Page 79
Story: The Outsider
Stardust.
That extra thing.
She’d only ever had survival. She had never had extra. The ability to just feel something good. To indulge in it simply because it was there and she wanted it... That had never been available to her.
Now she wondered if this was the sort of crossroads normal people stood at all the time. And if like her, they were a little bit afraid that it was a path to ruin.
Because at some point, her father had stood there with temptation in front of him. A life stretching out before him that had been unbearable to him in some way. Whether it was because of poverty or a lack of control, and he had decided to step over a line. He had decided to discard the rules of the system because they didn’t serve him, and create a system of his own. To gain power. To gain more money. What was that if not self-indulgence?
She had been caught in the middle of it, unable to make a choice. For her, it had never been self-indulgence, but survival.
In this, she had a feeling, was in some ways her own version of that.

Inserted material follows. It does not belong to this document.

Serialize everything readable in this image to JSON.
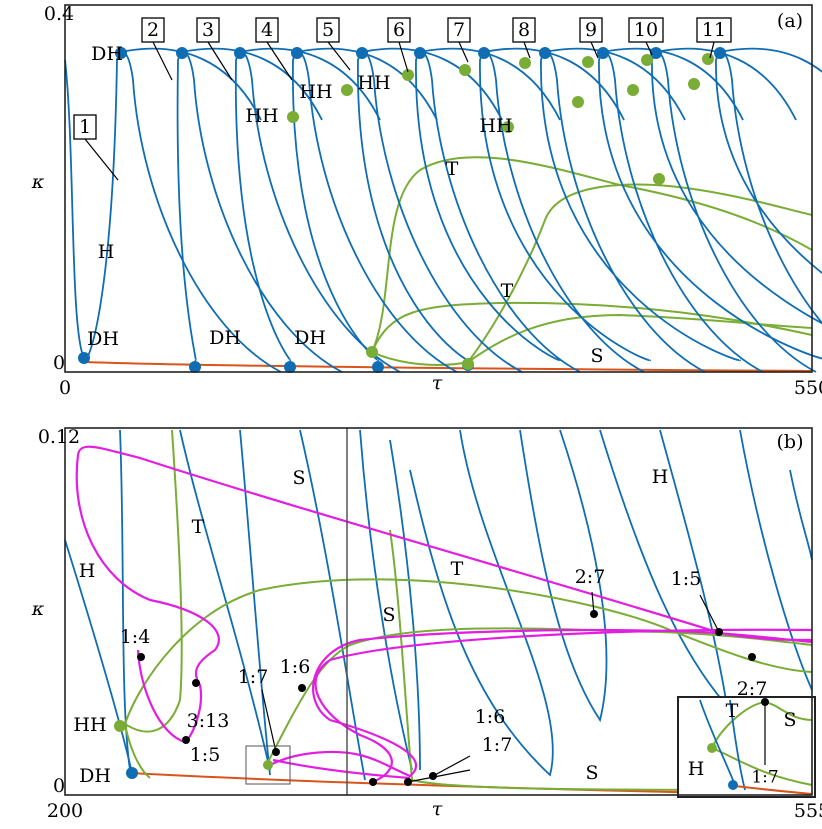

Except it wasn’t breaking the law.
So what did you do when things were great like this, and you were trying to see the end result—that all-important tip for being a highly effective person, which she was doing well at when it came to business—but you couldn’t see where all this might go?
What did you do then?
She could see why Daughtry liked certainty. Why he took comfort in being a police officer.

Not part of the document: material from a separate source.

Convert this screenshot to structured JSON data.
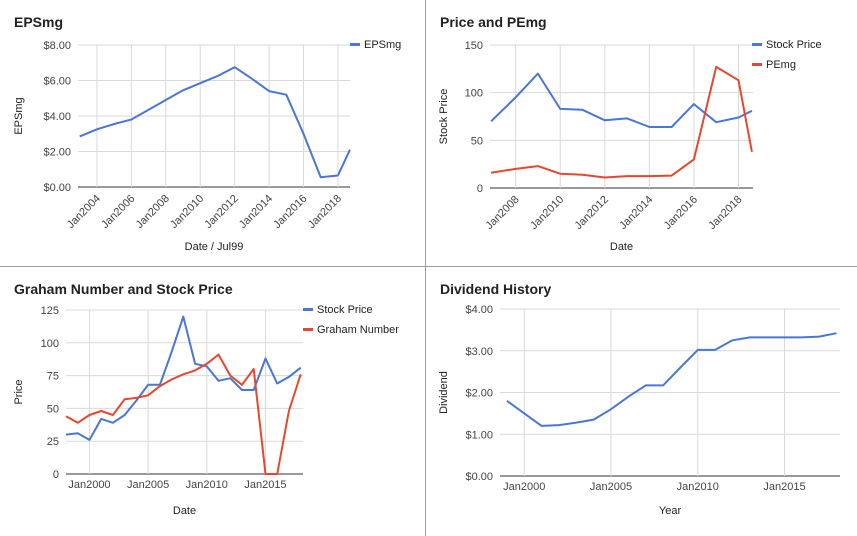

Suddenly, she felt a kick of something in her breast. A burning, bright conviction.
She wasn’t Daughtry. She wasn’t her dad.
She was Bix, and she always had been.
She had carried herself this far. And no, it hadn’t been without help. But maybe she had to stop giving every achievement away.

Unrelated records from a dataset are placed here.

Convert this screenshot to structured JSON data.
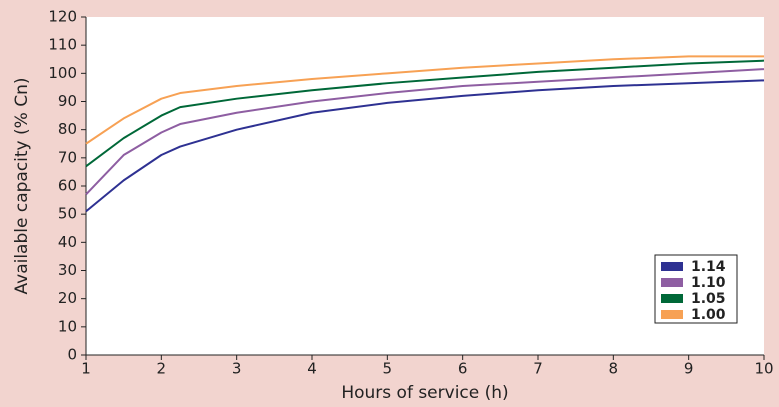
{
  "chart_data": {
    "type": "line",
    "x_label": "Hours of service (h)",
    "y_label": "Available capacity (% Cn)",
    "x": [
      1,
      1.5,
      2,
      2.25,
      3,
      4,
      5,
      6,
      7,
      8,
      9,
      10
    ],
    "series": [
      {
        "name": "1.14",
        "color": "#2e3192",
        "values": [
          51,
          62,
          71,
          74,
          80,
          86,
          89.5,
          92,
          94,
          95.5,
          96.5,
          97.5
        ]
      },
      {
        "name": "1.10",
        "color": "#8e5ea2",
        "values": [
          57,
          71,
          79,
          82,
          86,
          90,
          93,
          95.5,
          97,
          98.5,
          100,
          101.5
        ]
      },
      {
        "name": "1.05",
        "color": "#006838",
        "values": [
          67,
          77,
          85,
          88,
          91,
          94,
          96.5,
          98.5,
          100.5,
          102,
          103.5,
          104.5
        ]
      },
      {
        "name": "1.00",
        "color": "#f7a154",
        "values": [
          75,
          84,
          91,
          93,
          95.5,
          98,
          100,
          102,
          103.5,
          105,
          106,
          106
        ]
      }
    ],
    "xlim": [
      1,
      10
    ],
    "xticks": [
      1,
      2,
      3,
      4,
      5,
      6,
      7,
      8,
      9,
      10
    ],
    "ylim": [
      0,
      120
    ],
    "yticks": [
      0,
      10,
      20,
      30,
      40,
      50,
      60,
      70,
      80,
      90,
      100,
      110,
      120
    ],
    "legend": "lower right"
  }
}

The Kings were wonderful. Daughtry in particular had given her something spectacular. But she hadn’t wasted it.
Suddenly she felt... filled with energy. Filled with joy. Because when standing at a crossroads, when being given the chance to do better, she had taken it. And whatever her feelings for Daughtry meant, the real crossroads had been back there when she’d had to make the decision to stay or go. To actually work, rather than continue to hustle in the margins of the law.
She had made good choices. Choices that had brought her here.
Because that was the real gift. The real gift of being in a place that was beyond survival, was being in a place with choices.
And when presented with choices, she had made some pretty good ones.
“Good job, Bix,” she whispered to herself as she looked around the room. “Good job.”
When Bix hadn’t come home, he felt compelled to go looking for her. Not for the first time, he wondered if he should get her a cell phone so she would be easy to track down. But he had a feeling she would lecture him on tracking devices, and the dangers of hooking herself up to satellites.
Because that was Bix. And he enjoyed that about her as much as he found it annoying. He heard her voice before he opened the door to the outbuilding where they did the brewing, and he had expected to see her there with someone. In fact, he expected to see her there with Michael, and he knew a moment of extreme irritation.
But he wasn’t there.
It was her. Standing in the dark, illuminated only by shafts of moonlight that came through gaps in the wooden planks.
“Bix?”
She whirled around. He expected her to say something threatening. Tell him that she could’ve taken his eyeball out before she realized it was him. But she didn’t. Instead, she smiled.
“Daughtry.”
“I got worried when you didn’t come home.”
“Worried? I haven’t had a home for any number of years. It’s funny that you should be worried I didn’t come in right on time.”